Some more follow up questions
Is $\xi(z)$ demonstrably irrational for any given $z\in \mathbb{N}$? And what if we aren't asking about any specific natural number but allow for nonconstructive proofs that demonstrate $\xi$ must be irrational on at least one natural number?
Thoughts
Obviously, they're surely all irrational (because a number plucked from the reals should be irrational) but of course we are interested in demonstrably irrational. Generally we may write $$\int_{0}^{1}\frac{\left(-x\ln x\right)^{k}}{\left(1+x\ln x\right)^{z}}dx=\int_{0}^{1}\frac{1}{\left(1+x\ln x\right)^{z}}dx-\sum_{n=1}^{k}\int_{0}^{1}\frac{\left(-x\ln x\right)^{k-n}}{\left(1+x\ln x\right)^{z-1}}dx$$ But in the case $z=1$ this is simply
$$\int_0^1 \frac{(-x \ln x)^k}{1+x\ln x}dx=\sum_{n=k+1}^\infty \frac{\Gamma(n)}{n^n}$$
And $(-x \ln x)$ is maximally $1/e$ so we have some of the conditions which resemble Beuker's proof of the irrationality of $\zeta(2)$ and $\zeta(3)$ with $\zeta(s)=\sum_{n=1}^\infty n^{-s}$, the Riemann Zeta function. That is, we have an integral that we can manipulate for bounds on the tail of our series. But this type of argument works for small values of $s$ because the growth rate of $\operatorname{lcm}(1,2,\dots n)^s$ can be overcome but of course $\operatorname{lcm}(1,2, \dots n^n)$ grows even more rapidly.

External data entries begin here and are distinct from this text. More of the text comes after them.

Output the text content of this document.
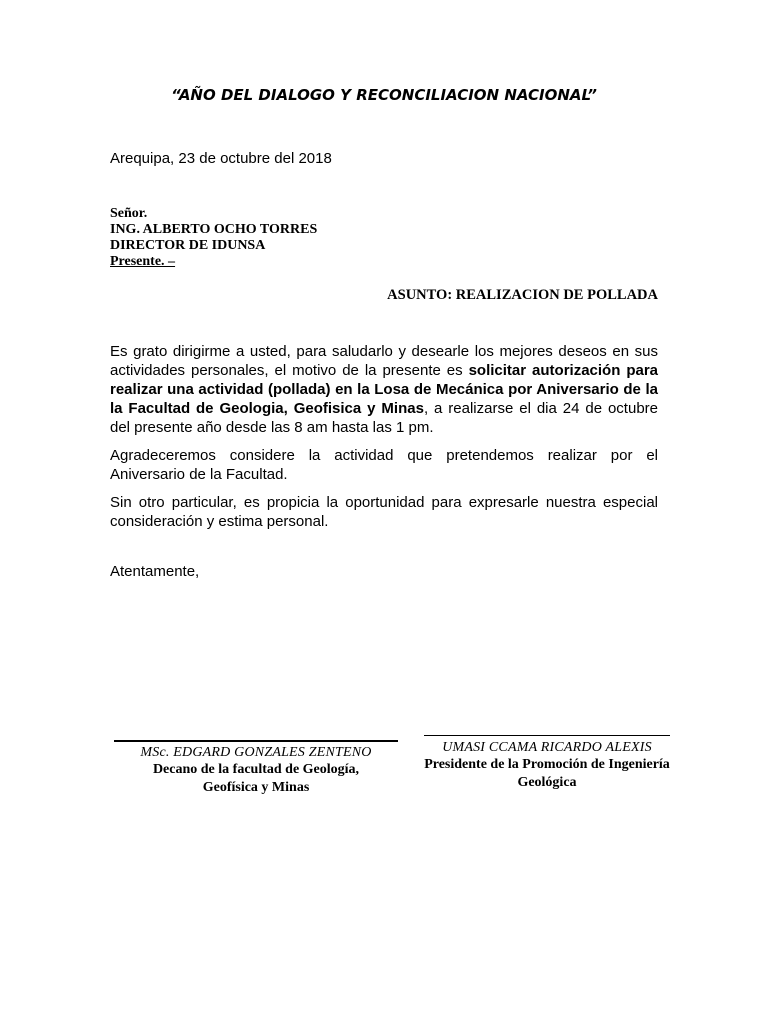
“AÑO DEL DIALOGO Y RECONCILIACION NACIONAL”
Arequipa, 23 de octubre del 2018
Señor.
ING. ALBERTO OCHO TORRES
DIRECTOR DE IDUNSA
Presente. –
ASUNTO: REALIZACION DE POLLADA

Es grato dirigirme a usted, para saludarlo y desearle los mejores deseos en sus actividades personales, el motivo de la presente es solicitar autorización para realizar una actividad (pollada) en la Losa de Mecánica por Aniversario de la la Facultad de Geologia, Geofisica y Minas, a realizarse el dia 24 de octubre del presente año desde las 8 am hasta las 1 pm.

Agradeceremos considere la actividad que pretendemos realizar por el Aniversario de la Facultad.

Sin otro particular, es propicia la oportunidad para expresarle nuestra especial consideración y estima personal.

Atentamente,
MSc. EDGARD GONZALES ZENTENO
Decano de la facultad de Geología,
Geofísica y Minas
UMASI CCAMA RICARDO ALEXIS
Presidente de la Promoción de Ingeniería
Geológica
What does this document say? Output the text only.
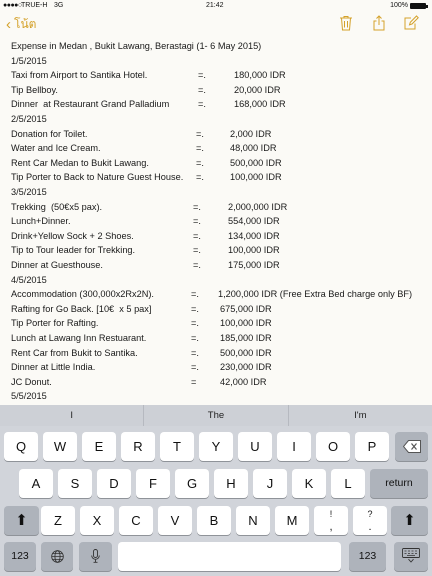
●●●●○ TRUE-H 3G	21:42	100%
‹ โน้ต
Expense in Medan , Bukit Lawang, Berastagi (1- 6 May 2015)
1/5/2015
Taxi from Airport to Santika Hotel.	=.	180,000 IDR
Tip Bellboy.	=.	20,000 IDR
Dinner  at Restaurant Grand Palladium	=.	168,000 IDR
2/5/2015
Donation for Toilet.	=.	2,000 IDR
Water and Ice Cream.	=.	48,000 IDR
Rent Car Medan to Bukit Lawang.	=.	500,000 IDR
Tip Porter to Back to Nature Guest House. =.	100,000 IDR
3/5/2015
Trekking  (50€x5 pax).	=.	2,000,000 IDR
Lunch+Dinner.	=.	554,000 IDR
Drink+Yellow Sock + 2 Shoes.	=.	134,000 IDR
Tip to Tour leader for Trekking.	=.	100,000 IDR
Dinner at Guesthouse.	=.	175,000 IDR
4/5/2015
Accommodation (300,000x2Rx2N).	=. 1,200,000 IDR (Free Extra Bed charge only BF)
Rafting for Go Back. [10€  x 5 pax]	=. 675,000 IDR
Tip Porter for Rafting.	=. 100,000 IDR
Lunch at Lawang Inn Restuarant.	=. 185,000 IDR
Rent Car from Bukit to Santika.	=. 500,000 IDR
Dinner at Little India.	=. 230,000 IDR
JC Donut.	=	42,000 IDR
5/5/2015
I	The	I'm
return
⬆	⬆
123	123
Q	W	E	R	T	Y	U	I	O	P
A	S	D	F	G	H	J	K	L
Z	X	C	V	B	N	M	!
,
?
.
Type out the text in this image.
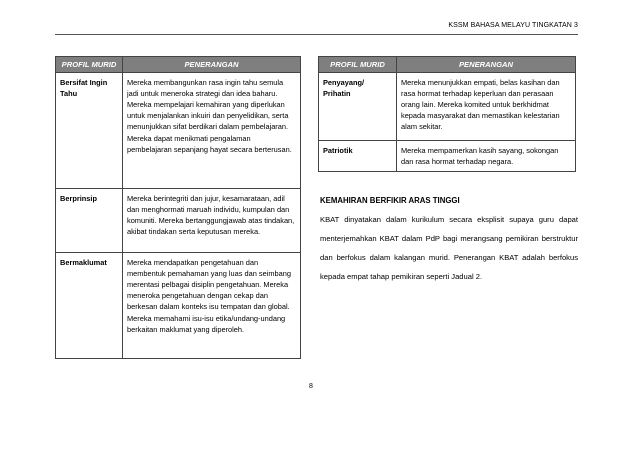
KSSM BAHASA MELAYU TINGKATAN 3
PROFIL MURID	PENERANGAN
Bersifat Ingin Tahu	Mereka membangunkan rasa ingin tahu semula jadi untuk meneroka strategi dan idea baharu. Mereka mempelajari kemahiran yang diperlukan untuk menjalankan inkuiri dan penyelidikan, serta menunjukkan sifat berdikari dalam pembelajaran. Mereka dapat menikmati pengalaman pembelajaran sepanjang hayat secara berterusan.
Berprinsip	Mereka berintegriti dan jujur, kesamarataan, adil dan menghormati maruah individu, kumpulan dan komuniti. Mereka bertanggungjawab atas tindakan, akibat tindakan serta keputusan mereka.
Bermaklumat	Mereka mendapatkan pengetahuan dan membentuk pemahaman yang luas dan seimbang merentasi pelbagai disiplin pengetahuan. Mereka meneroka pengetahuan dengan cekap dan berkesan dalam konteks isu tempatan dan global. Mereka memahami isu-isu etika/undang-undang berkaitan maklumat yang diperoleh.
PROFIL MURID	PENERANGAN
Penyayang/ Prihatin	Mereka menunjukkan empati, belas kasihan dan rasa hormat terhadap keperluan dan perasaan orang lain. Mereka komited untuk berkhidmat kepada masyarakat dan memastikan kelestarian alam sekitar.
Patriotik	Mereka mempamerkan kasih sayang, sokongan dan rasa hormat terhadap negara.
KEMAHIRAN BERFIKIR ARAS TINGGI
KBAT dinyatakan dalam kurikulum secara eksplisit supaya guru dapat menterjemahkan KBAT dalam PdP bagi merangsang pemikiran berstruktur dan berfokus dalam kalangan murid. Penerangan KBAT adalah berfokus kepada empat tahap pemikiran seperti Jadual 2.
8
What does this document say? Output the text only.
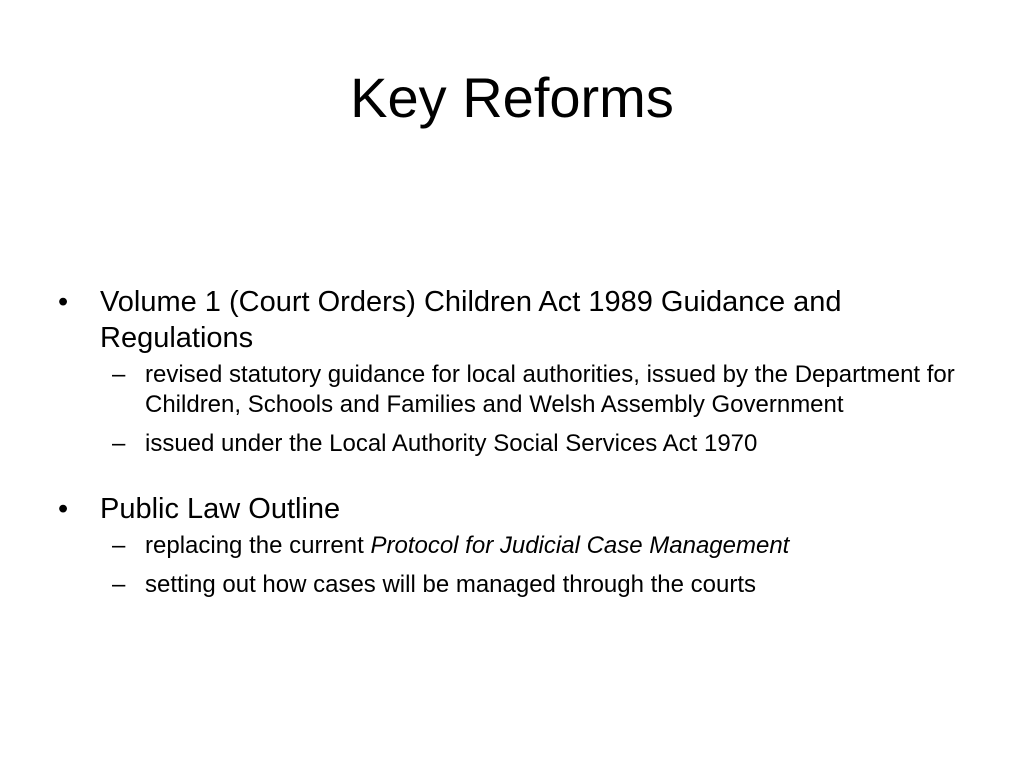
Key Reforms
• Volume 1 (Court Orders) Children Act 1989 Guidance and Regulations
– revised statutory guidance for local authorities, issued by the Department for Children, Schools and Families and Welsh Assembly Government
– issued under the Local Authority Social Services Act 1970
• Public Law Outline
– replacing the current Protocol for Judicial Case Management
– setting out how cases will be managed through the courts
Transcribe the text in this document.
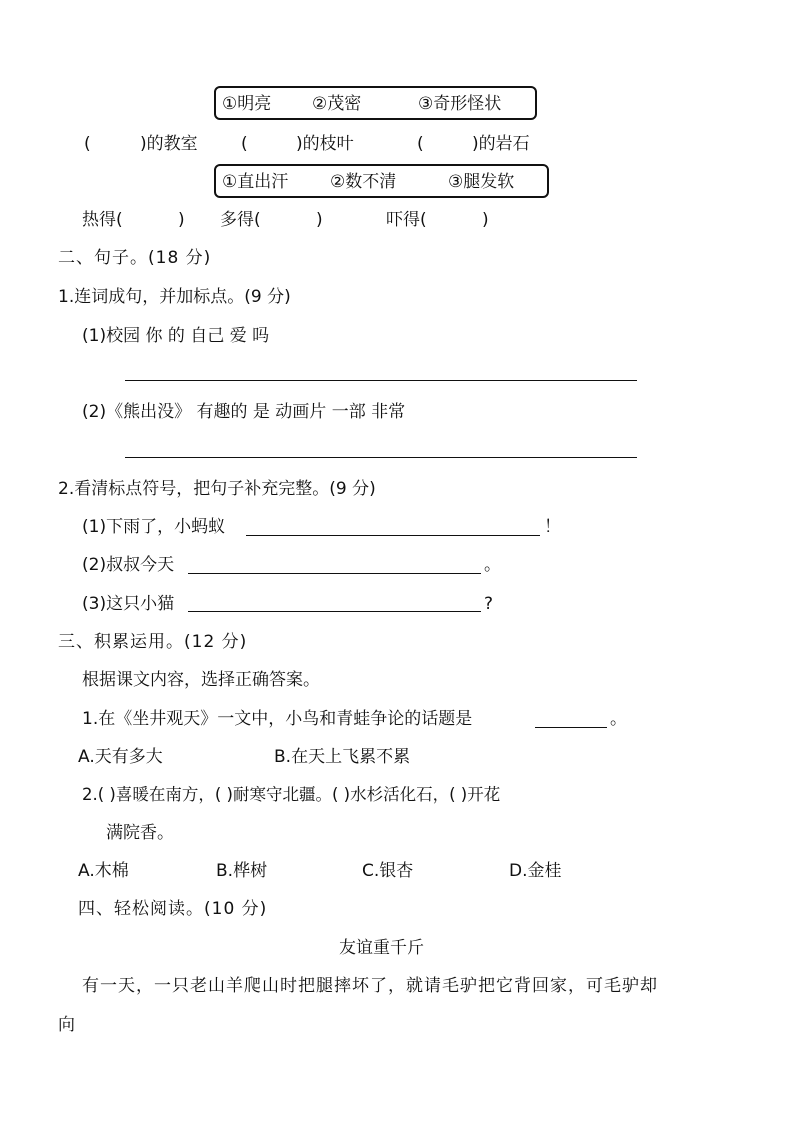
①明亮 ②茂密	③奇形怪状
(	)的教室	(	)的枝叶	(	)的岩石
①直出汗 ②数不清	③腿发软
热得(	) 多得(	)	吓得(	)
二、句子。(18 分)
1.连词成句，并加标点。(9 分)
(1)校园 你 的 自己 爱 吗
(2)《熊出没》 有趣的 是 动画片 一部 非常
2.看清标点符号，把句子补充完整。(9 分)
(1)下雨了，小蚂蚁	！
(2)叔叔今天	。
(3)这只小猫	?
三、积累运用。(12 分)
根据课文内容，选择正确答案。
1.在《坐井观天》一文中，小鸟和青蛙争论的话题是	。
A.天有多大	B.在天上飞累不累
2.( )喜暖在南方，( )耐寒守北疆。( )水杉活化石，( )开花
满院香。
A.木棉	B.桦树	C.银杏	D.金桂
四、轻松阅读。(10 分)
友谊重千斤
有一天，一只老山羊爬山时把腿摔坏了，就请毛驴把它背回家，可毛驴却
向
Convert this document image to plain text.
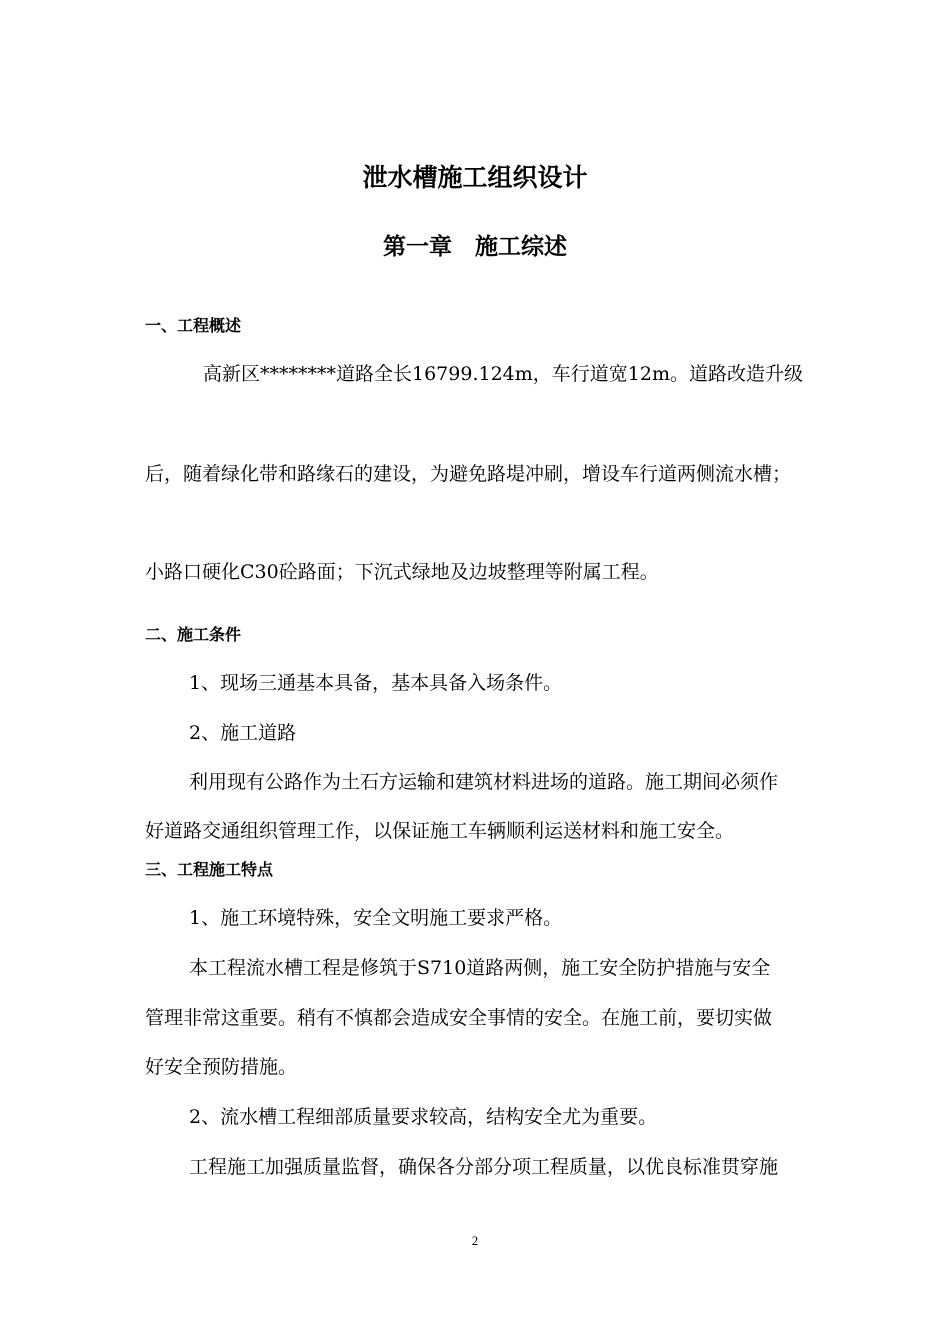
泄水槽施工组织设计
第一章　施工综述
一、工程概述

高新区********道路全长16799.124m，车行道宽12m。道路改造升级

后，随着绿化带和路缘石的建设，为避免路堤冲刷，增设车行道两侧流水槽；

小路口硬化C30砼路面；下沉式绿地及边坡整理等附属工程。

二、施工条件

1、现场三通基本具备，基本具备入场条件。

2、施工道路

利用现有公路作为土石方运输和建筑材料进场的道路。施工期间必须作

好道路交通组织管理工作，以保证施工车辆顺利运送材料和施工安全。

三、工程施工特点

1、施工环境特殊，安全文明施工要求严格。

本工程流水槽工程是修筑于S710道路两侧，施工安全防护措施与安全

管理非常这重要。稍有不慎都会造成安全事情的安全。在施工前，要切实做

好安全预防措施。

2、流水槽工程细部质量要求较高，结构安全尤为重要。

工程施工加强质量监督，确保各分部分项工程质量，以优良标准贯穿施

2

On the other hand, maybe $\xi$ is better behaved than $\zeta$ in the sense that $ \xi$ is an entire function.
$\xi(2)$ is asked about on MSE and crossposted to MO. There is a pretty continued fraction form there $$\xi(2)=\frac{1}{2+\underset{n=2}{\overset{\infty}{K} }\frac{-n^{2n-1}}{n^n+(n+1)^n}}=1+\frac{1}{2+\frac{-8}{13+\frac{-243}{91+\frac{-16384}{881+\frac{-1953125}{10901+\frac{-362797056}{164305+\frac{...}{...}}}}}}}$$ I'm hopeful that this continued fraction can be generalized to $\xi(z)$.
I admit this question is near duplicate to the links above. My only defense is that $\xi(1)$ looks like a simpler thing that $\xi(2)$ so I would expect that the puzzle is easier here.